Leaving the impact of Brexit aside, the European economy is little changed from the situation we described three months ago. While France seems to be continuing its efforts to address the cyclical disjunction caused by the fiscal overkill of 2012-2013, the underlying indicators of German growth are showing signs of weakening.
In France, growth has been supported by a clear rebound in corporate margins, which could stimulate investment spending. In Germany, strong consumer spending, which has been compensating for the sluggish foreign component (weakened by a lack of growth in global trade), looks less certain, in our view. The firming-up of consumer spending was mainly due to disinflation, as indicated by the fact that real retail sales growth has been outpacing nominal growth. With no German moves to encourage consumer spending, growth in the rest of Europe would inevitably be affected.
The situation of the UK is worrying in the very short term. The British economy, which is highly dependent on (especially financial) services, faces a threat to its financial pre-eminence in Europe from the loss of its euro-denominated clearing activities and the authorisation to market its financial products in the rest of Europe, as they stand to lose their European “passport”. A diminishment of the financial sector would be accompanied by a fall in the London property market and capital outflows.
At the macroeconomic level, the current-account balance, which already shows a deficit equal to 5% of GDP, will go further into the red as the services component - the only sector showing a surplus - weakens. The UK’s situation represents a destabilising factor for the European economy, but it could subsequently create new opportunities for alternative financial markets. Against this backdrop, is it possible to envisage a less radical outcome of Brexit than that provided for in the treaties, given the gloomy economic prospects for the United Kingdom, the major political crisis threatening the future of the UK’s internal union and the loss of a key member of the European Union?

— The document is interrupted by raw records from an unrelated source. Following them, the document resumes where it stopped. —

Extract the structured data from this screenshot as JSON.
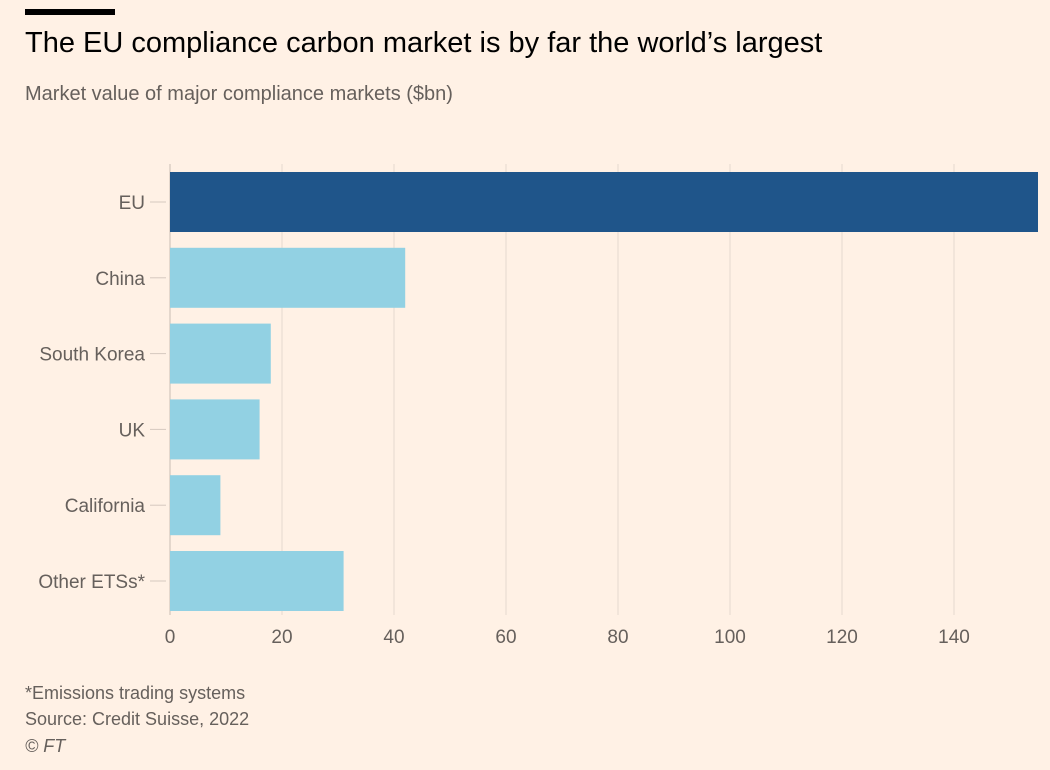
{
  "header": {
    "title": "The EU compliance carbon market is by far the world’s largest",
    "subtitle": "Market value of major compliance markets ($bn)"
  },
  "footer": {
    "note": "*Emissions trading systems",
    "source": "Source: Credit Suisse, 2022",
    "credit": "© FT"
  },
  "chart_data": {
    "type": "bar",
    "orientation": "horizontal",
    "title": "The EU compliance carbon market is by far the world’s largest",
    "subtitle": "Market value of major compliance markets ($bn)",
    "xlabel": "",
    "ylabel": "",
    "categories": [
      "EU",
      "China",
      "South Korea",
      "UK",
      "California",
      "Other ETSs*"
    ],
    "values": [
      155,
      42,
      18,
      16,
      9,
      31
    ],
    "highlight": "EU",
    "colors": {
      "highlight": "#1f558a",
      "default": "#92d1e3",
      "grid": "#e6d9ce",
      "axis_text": "#66605c"
    },
    "xlim": [
      0,
      155
    ],
    "xticks": [
      0,
      20,
      40,
      60,
      80,
      100,
      120,
      140
    ],
    "grid": true
  }
}
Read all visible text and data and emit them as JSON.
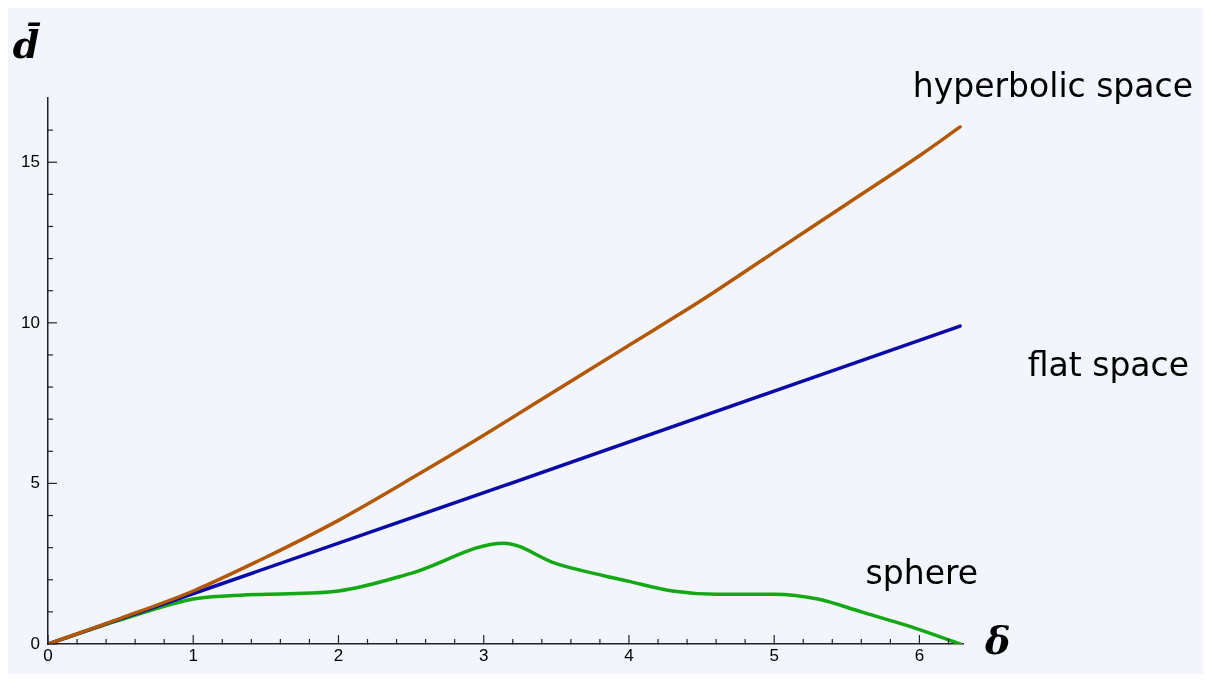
{
  "chart_data": {
    "type": "line",
    "xlabel": "δ",
    "ylabel": "d̄",
    "xlim": [
      0,
      6.3
    ],
    "ylim": [
      0,
      17
    ],
    "xticks": [
      0,
      {
        "value": 0.2,
        "label": null
      },
      {
        "value": 0.4,
        "label": null
      },
      {
        "value": 0.6,
        "label": null
      },
      {
        "value": 0.8,
        "label": null
      },
      1,
      {
        "value": 1.2,
        "label": null
      },
      {
        "value": 1.4,
        "label": null
      },
      {
        "value": 1.6,
        "label": null
      },
      {
        "value": 1.8,
        "label": null
      },
      2,
      {
        "value": 2.2,
        "label": null
      },
      {
        "value": 2.4,
        "label": null
      },
      {
        "value": 2.6,
        "label": null
      },
      {
        "value": 2.8,
        "label": null
      },
      3,
      {
        "value": 3.2,
        "label": null
      },
      {
        "value": 3.4,
        "label": null
      },
      {
        "value": 3.6,
        "label": null
      },
      {
        "value": 3.8,
        "label": null
      },
      4,
      {
        "value": 4.2,
        "label": null
      },
      {
        "value": 4.4,
        "label": null
      },
      {
        "value": 4.6,
        "label": null
      },
      {
        "value": 4.8,
        "label": null
      },
      5,
      {
        "value": 5.2,
        "label": null
      },
      {
        "value": 5.4,
        "label": null
      },
      {
        "value": 5.6,
        "label": null
      },
      {
        "value": 5.8,
        "label": null
      },
      6,
      {
        "value": 6.2,
        "label": null
      }
    ],
    "yticks": [
      0,
      {
        "value": 1,
        "label": null
      },
      {
        "value": 2,
        "label": null
      },
      {
        "value": 3,
        "label": null
      },
      {
        "value": 4,
        "label": null
      },
      5,
      {
        "value": 6,
        "label": null
      },
      {
        "value": 7,
        "label": null
      },
      {
        "value": 8,
        "label": null
      },
      {
        "value": 9,
        "label": null
      },
      10,
      {
        "value": 11,
        "label": null
      },
      {
        "value": 12,
        "label": null
      },
      {
        "value": 13,
        "label": null
      },
      {
        "value": 14,
        "label": null
      },
      15,
      {
        "value": 16,
        "label": null
      }
    ],
    "grid": false,
    "legend": false,
    "marker": "none",
    "line_style": "solid",
    "series": [
      {
        "name": "hyperbolic space",
        "color": "#b35806",
        "x": [
          0,
          0.5,
          1,
          1.5,
          2,
          2.5,
          3,
          3.5,
          4,
          4.5,
          5,
          5.5,
          6,
          6.28
        ],
        "values": [
          0,
          0.8,
          1.65,
          2.7,
          3.85,
          5.15,
          6.5,
          7.9,
          9.3,
          10.7,
          12.2,
          13.7,
          15.2,
          16.1
        ]
      },
      {
        "name": "flat space",
        "color": "#0a0aa8",
        "x": [
          0,
          3.14,
          6.28
        ],
        "values": [
          0,
          4.93,
          9.9
        ]
      },
      {
        "name": "sphere",
        "color": "#14a814",
        "x": [
          0,
          0.5,
          1,
          1.25,
          1.5,
          2,
          2.5,
          3.14,
          3.5,
          4,
          4.3,
          4.6,
          5,
          5.3,
          5.6,
          6,
          6.28
        ],
        "values": [
          0,
          0.75,
          1.4,
          1.5,
          1.55,
          1.65,
          2.2,
          3.14,
          2.5,
          1.95,
          1.65,
          1.55,
          1.55,
          1.4,
          1.0,
          0.45,
          0
        ]
      }
    ]
  }
}
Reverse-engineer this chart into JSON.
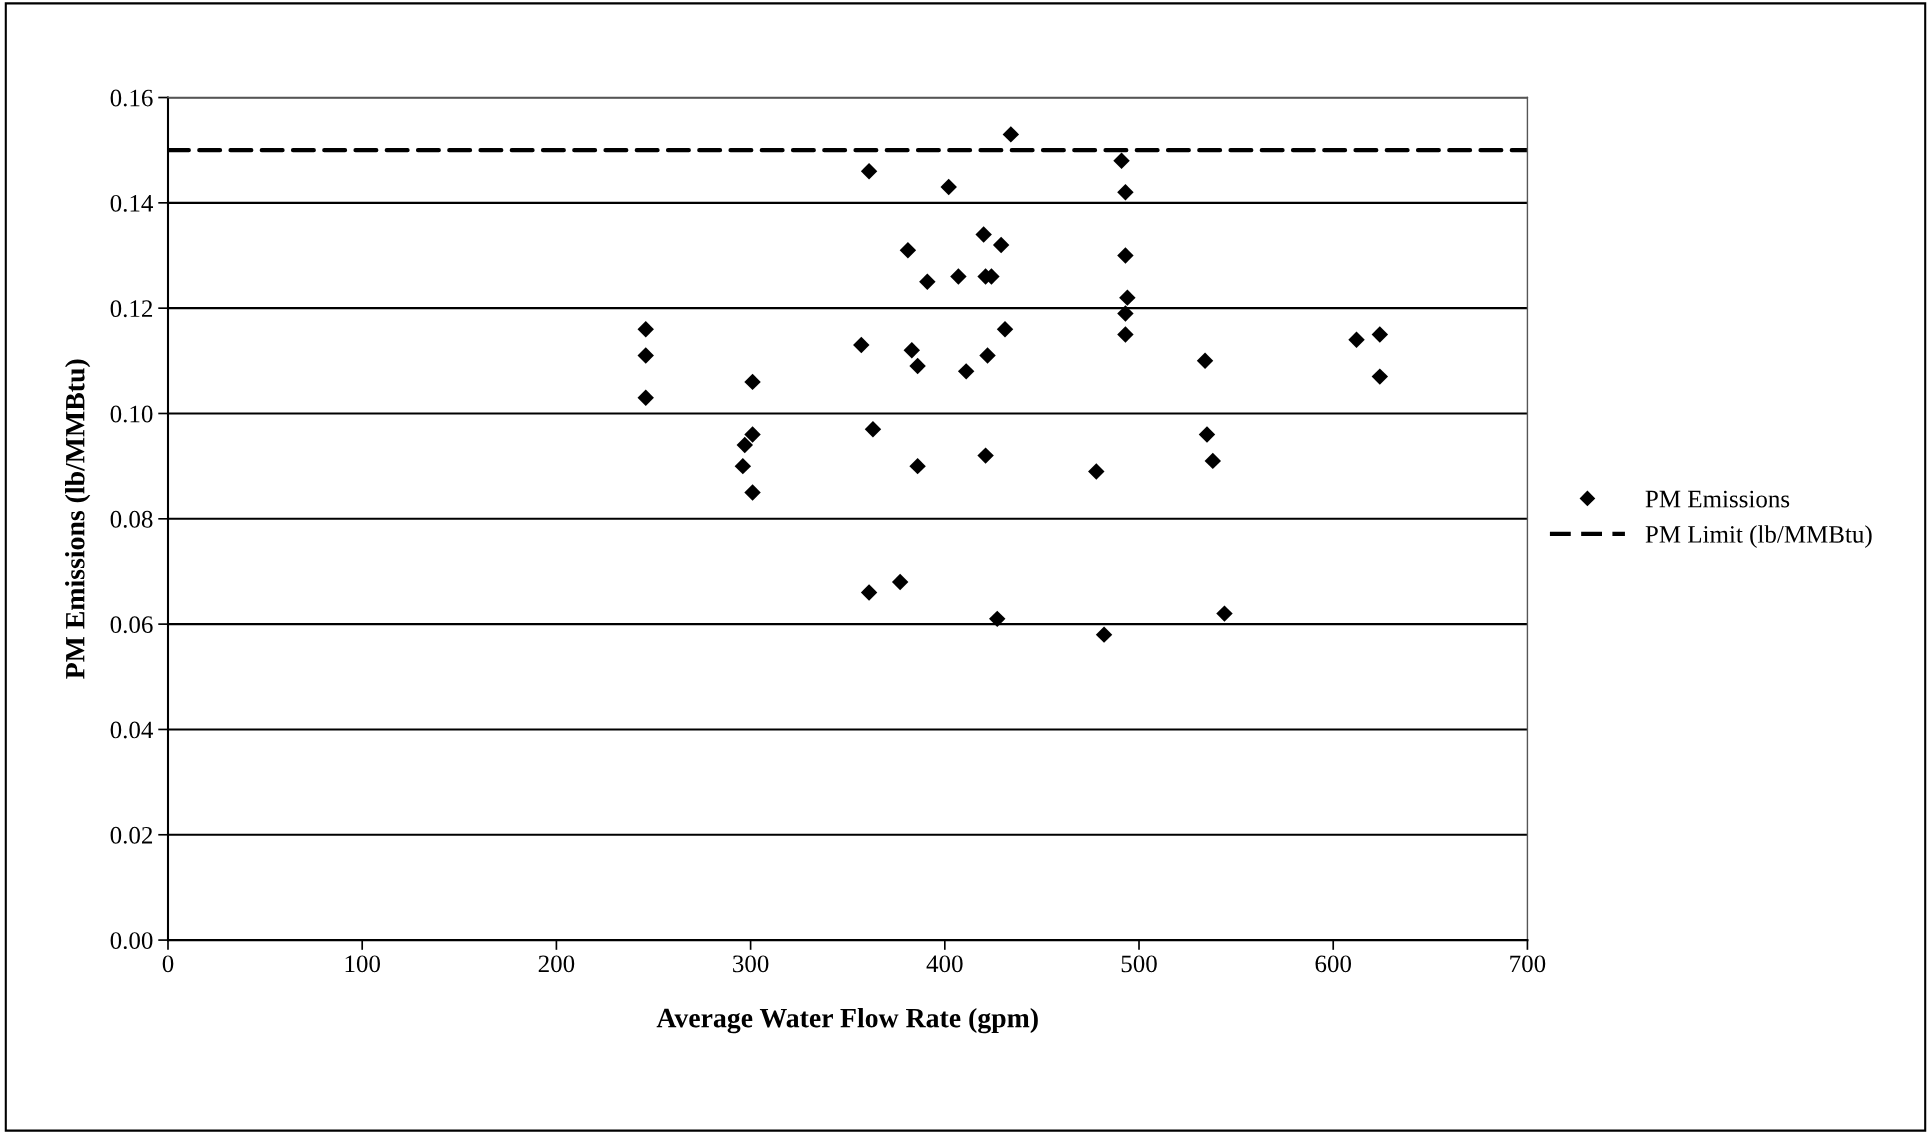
{
  "chart_data": {
    "type": "scatter",
    "xlabel": "Average Water Flow Rate (gpm)",
    "ylabel": "PM Emissions (lb/MMBtu)",
    "xlim": [
      0,
      700
    ],
    "xticks": [
      0,
      100,
      200,
      300,
      400,
      500,
      600,
      700
    ],
    "ylim": [
      0,
      0.16
    ],
    "yticks": [
      {
        "value": 0,
        "label": "0.00"
      },
      {
        "value": 0.02,
        "label": "0.02"
      },
      {
        "value": 0.04,
        "label": "0.04"
      },
      {
        "value": 0.06,
        "label": "0.06"
      },
      {
        "value": 0.08,
        "label": "0.08"
      },
      {
        "value": 0.1,
        "label": "0.10"
      },
      {
        "value": 0.12,
        "label": "0.12"
      },
      {
        "value": 0.14,
        "label": "0.14"
      },
      {
        "value": 0.16,
        "label": "0.16"
      }
    ],
    "grid": "y",
    "legend": "right",
    "marker": "diamond",
    "series": [
      {
        "name": "PM Emissions",
        "color": "#000000",
        "x": [
          434,
          361,
          402,
          491,
          493,
          420,
          429,
          381,
          493,
          391,
          407,
          421,
          424,
          494,
          493,
          246,
          246,
          246,
          431,
          493,
          357,
          383,
          386,
          422,
          411,
          301,
          363,
          301,
          297,
          296,
          301,
          386,
          421,
          478,
          361,
          377,
          427,
          482,
          534,
          535,
          538,
          544,
          612,
          624,
          624
        ],
        "values": [
          0.153,
          0.146,
          0.143,
          0.148,
          0.142,
          0.134,
          0.132,
          0.131,
          0.13,
          0.125,
          0.126,
          0.126,
          0.126,
          0.122,
          0.119,
          0.116,
          0.111,
          0.103,
          0.116,
          0.115,
          0.113,
          0.112,
          0.109,
          0.111,
          0.108,
          0.106,
          0.097,
          0.096,
          0.094,
          0.09,
          0.085,
          0.09,
          0.092,
          0.089,
          0.066,
          0.068,
          0.061,
          0.058,
          0.11,
          0.096,
          0.091,
          0.062,
          0.114,
          0.115,
          0.107
        ]
      }
    ],
    "ref_lines": [
      {
        "axis": "y",
        "value": 0.15,
        "label": "PM Limit (lb/MMBtu)",
        "color": "#000000",
        "line_style": "dashed"
      }
    ]
  }
}
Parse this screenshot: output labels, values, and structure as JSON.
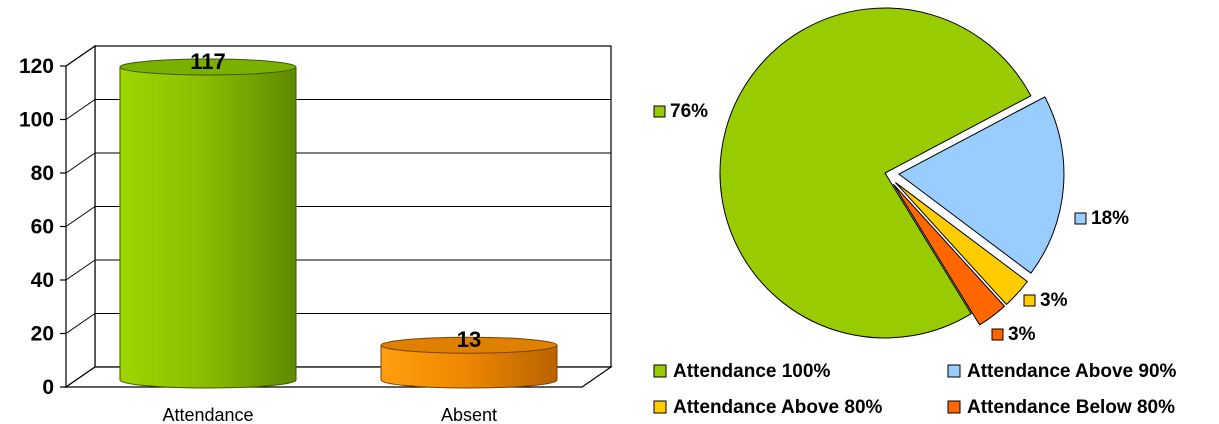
{
  "chart_data": [
    {
      "type": "bar",
      "style": "3d-cylinder",
      "categories": [
        "Attendance",
        "Absent"
      ],
      "values": [
        117,
        13
      ],
      "data_labels": [
        "117",
        "13"
      ],
      "ylim": [
        0,
        120
      ],
      "yticks": [
        "0",
        "20",
        "40",
        "60",
        "80",
        "100",
        "120"
      ],
      "grid": true,
      "colors": [
        "#8fc400",
        "#f09000"
      ]
    },
    {
      "type": "pie",
      "slices": [
        {
          "name": "Attendance 100%",
          "value": 76,
          "label": "76%",
          "color": "#99cc00",
          "exploded": false
        },
        {
          "name": "Attendance Above 90%",
          "value": 18,
          "label": "18%",
          "color": "#99ccff",
          "exploded": true
        },
        {
          "name": "Attendance Above 80%",
          "value": 3,
          "label": "3%",
          "color": "#ffcc00",
          "exploded": true
        },
        {
          "name": "Attendance Below 80%",
          "value": 3,
          "label": "3%",
          "color": "#ff6600",
          "exploded": true
        }
      ],
      "legend_position": "bottom"
    }
  ]
}
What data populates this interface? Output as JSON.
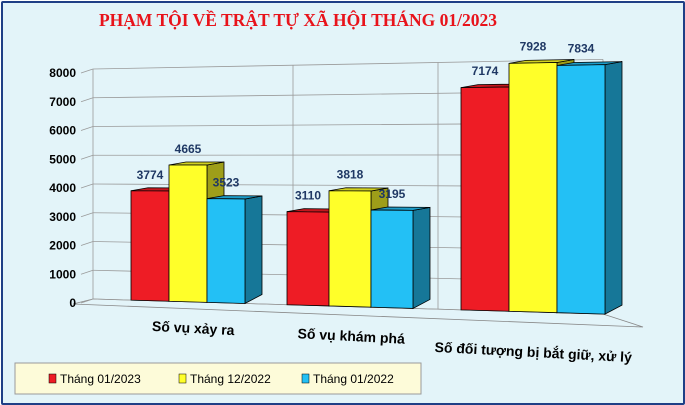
{
  "colors": {
    "background": "#e3f4f9",
    "title": "#e8131b",
    "data_label": "#1f3864",
    "legend_bg": "#fdfbd9"
  },
  "chart_data": {
    "type": "bar",
    "title": "PHẠM TỘI VỀ TRẬT TỰ XÃ HỘI THÁNG 01/2023",
    "categories": [
      "Số vụ xảy ra",
      "Số vụ khám phá",
      "Số đối tượng bị bắt giữ, xử lý"
    ],
    "series": [
      {
        "name": "Tháng 01/2023",
        "color": "#ee1c25",
        "values": [
          3774,
          3110,
          7174
        ]
      },
      {
        "name": "Tháng 12/2022",
        "color": "#ffff29",
        "values": [
          4665,
          3818,
          7928
        ]
      },
      {
        "name": "Tháng 01/2022",
        "color": "#23c0f5",
        "values": [
          3523,
          3195,
          7834
        ]
      }
    ],
    "ylim": [
      0,
      8000
    ],
    "yticks": [
      0,
      1000,
      2000,
      3000,
      4000,
      5000,
      6000,
      7000,
      8000
    ],
    "grid": true,
    "legend_position": "bottom-left"
  }
}
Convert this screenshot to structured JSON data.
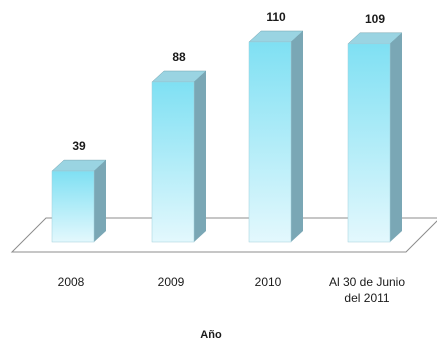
{
  "chart_data": {
    "type": "bar",
    "style": "3d-column",
    "categories": [
      [
        "2008"
      ],
      [
        "2009"
      ],
      [
        "2010"
      ],
      [
        "Al 30 de Junio",
        "del 2011"
      ]
    ],
    "values": [
      39,
      88,
      110,
      109
    ],
    "xlabel": "Año",
    "ylabel": "",
    "ylim": [
      0,
      110
    ],
    "grid": false,
    "legend": "none",
    "colors": {
      "bar_front_top": "#7fe0f3",
      "bar_front_bottom": "#e3f8fd",
      "bar_side": "#7aa7b5",
      "bar_top": "#9ad4e2",
      "floor_line": "#8c8c8c"
    }
  }
}
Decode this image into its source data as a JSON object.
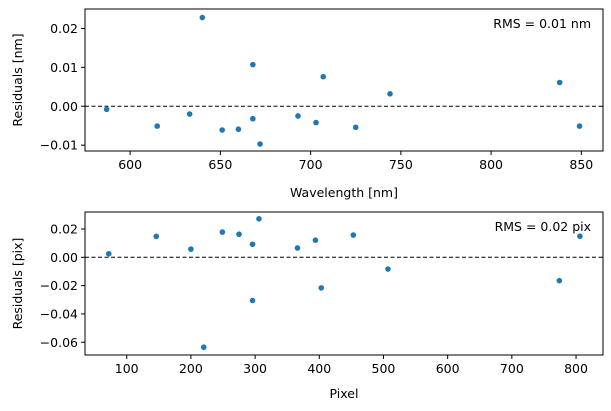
{
  "chart_data": [
    {
      "type": "scatter",
      "xlabel": "Wavelength [nm]",
      "ylabel": "Residuals [nm]",
      "annotation": "RMS = 0.01 nm",
      "xlim": [
        575,
        862
      ],
      "ylim": [
        -0.0115,
        0.025
      ],
      "xticks": [
        600,
        650,
        700,
        750,
        800,
        850
      ],
      "yticks": [
        -0.01,
        0.0,
        0.01,
        0.02
      ],
      "ytick_labels": [
        "−0.01",
        "0.00",
        "0.01",
        "0.02"
      ],
      "reference_line": 0,
      "marker_color": "#1f77b4",
      "points": [
        {
          "x": 587,
          "y": -0.0008
        },
        {
          "x": 615,
          "y": -0.0051
        },
        {
          "x": 633,
          "y": -0.002
        },
        {
          "x": 640,
          "y": 0.0228
        },
        {
          "x": 651,
          "y": -0.0061
        },
        {
          "x": 660,
          "y": -0.0059
        },
        {
          "x": 668,
          "y": -0.0032
        },
        {
          "x": 668,
          "y": 0.0107
        },
        {
          "x": 672,
          "y": -0.0097
        },
        {
          "x": 693,
          "y": -0.0025
        },
        {
          "x": 703,
          "y": -0.0042
        },
        {
          "x": 707,
          "y": 0.0076
        },
        {
          "x": 725,
          "y": -0.0054
        },
        {
          "x": 744,
          "y": 0.0032
        },
        {
          "x": 838,
          "y": 0.0061
        },
        {
          "x": 849,
          "y": -0.0051
        }
      ]
    },
    {
      "type": "scatter",
      "xlabel": "Pixel",
      "ylabel": "Residuals [pix]",
      "annotation": "RMS = 0.02 pix",
      "xlim": [
        35,
        842
      ],
      "ylim": [
        -0.069,
        0.032
      ],
      "xticks": [
        100,
        200,
        300,
        400,
        500,
        600,
        700,
        800
      ],
      "yticks": [
        -0.06,
        -0.04,
        -0.02,
        0.0,
        0.02
      ],
      "ytick_labels": [
        "−0.06",
        "−0.04",
        "−0.02",
        "0.00",
        "0.02"
      ],
      "reference_line": 0,
      "marker_color": "#1f77b4",
      "points": [
        {
          "x": 72,
          "y": 0.0025
        },
        {
          "x": 146,
          "y": 0.0148
        },
        {
          "x": 200,
          "y": 0.0058
        },
        {
          "x": 220,
          "y": -0.0635
        },
        {
          "x": 249,
          "y": 0.0178
        },
        {
          "x": 275,
          "y": 0.0163
        },
        {
          "x": 296,
          "y": 0.0092
        },
        {
          "x": 296,
          "y": -0.0305
        },
        {
          "x": 306,
          "y": 0.0272
        },
        {
          "x": 366,
          "y": 0.0066
        },
        {
          "x": 394,
          "y": 0.0121
        },
        {
          "x": 403,
          "y": -0.0216
        },
        {
          "x": 453,
          "y": 0.0157
        },
        {
          "x": 507,
          "y": -0.0083
        },
        {
          "x": 774,
          "y": -0.0165
        },
        {
          "x": 806,
          "y": 0.0149
        }
      ]
    }
  ]
}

This question reflects the political and economic uncertainties that will beset Europe over the coming months. But that fact that European bond yields are below zero, leading to an exodus of investors towards more lucrative assets, should support risk assets until negative rates start to present more disadvantages than advantages. Pension funds, insurance companies and, of course, banks are already being hit by the negative remuneration of cash. The Italian banks, as well as some of their German peers, may soon appeal to the markets once again. Europe will then need to switch to a policy of fiscal expansion, more focused on growth, which unfortunately only a new crisis will legitimise in the eyes of European decision-makers.